A proposal for two dwindling historic Middle Eastern Churches to enter full Communion is “a sound idea” but its application would be “fraught with difficulties”, a leading scholar has warned.
Cardinal Louis Raphael Sako, Patriarch of the Baghdad-based Chaldean Church, said in a speech last month: “I have studied our Eastern heritage and the writings of the Fathers of the Church, and I see nothing to prevent the union of the Chaldean Church and the Assyrian Church of the East under the name Church of the East.” He said he was voicing his “personal opinion”.
Both Churches have shrunk in the last 40 years as a result of economic emigration accelerated by persecution and political turbulence. According to the Fides website, Patriarch Sako said there was an urgent need to reflect on a “project of unity” because so many Middle Eastern Christian communities were “characterised by … emigration”. Since 2003 some 70 per cent of Iraq’s Chaldeans are believed to have left Iraq.

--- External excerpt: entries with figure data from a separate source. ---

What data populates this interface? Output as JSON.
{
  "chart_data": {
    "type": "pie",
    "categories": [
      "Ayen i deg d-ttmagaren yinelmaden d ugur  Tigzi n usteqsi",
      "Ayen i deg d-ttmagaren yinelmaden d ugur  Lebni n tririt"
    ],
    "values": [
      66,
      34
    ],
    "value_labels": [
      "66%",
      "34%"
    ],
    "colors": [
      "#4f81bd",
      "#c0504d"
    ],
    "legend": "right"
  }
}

Dr Erica Hunter, a longtime scholar of Eastern Christianity based at Cambridge University, told The Tablet Sako’s proposal was, theoretically, “a sound idea … but its whole application is fraught with practical difficulties,” primarily “the question of [papal] authority”.
Dr Anthony O’Mahony, a tutor in World Religions at Blackfriars Hall, Oxford, said Assyrian Patriarch Awa III has expressed concerns about the Church of the East having to rescind its autonomy.
Professor Dietmar Winkler, a consultant on the Vatican's dialogue with Eastern Churches, said given that the Assyrian Church “cannot accept papal authority … A new ecumenical model must be developed, but it does not yet exist.”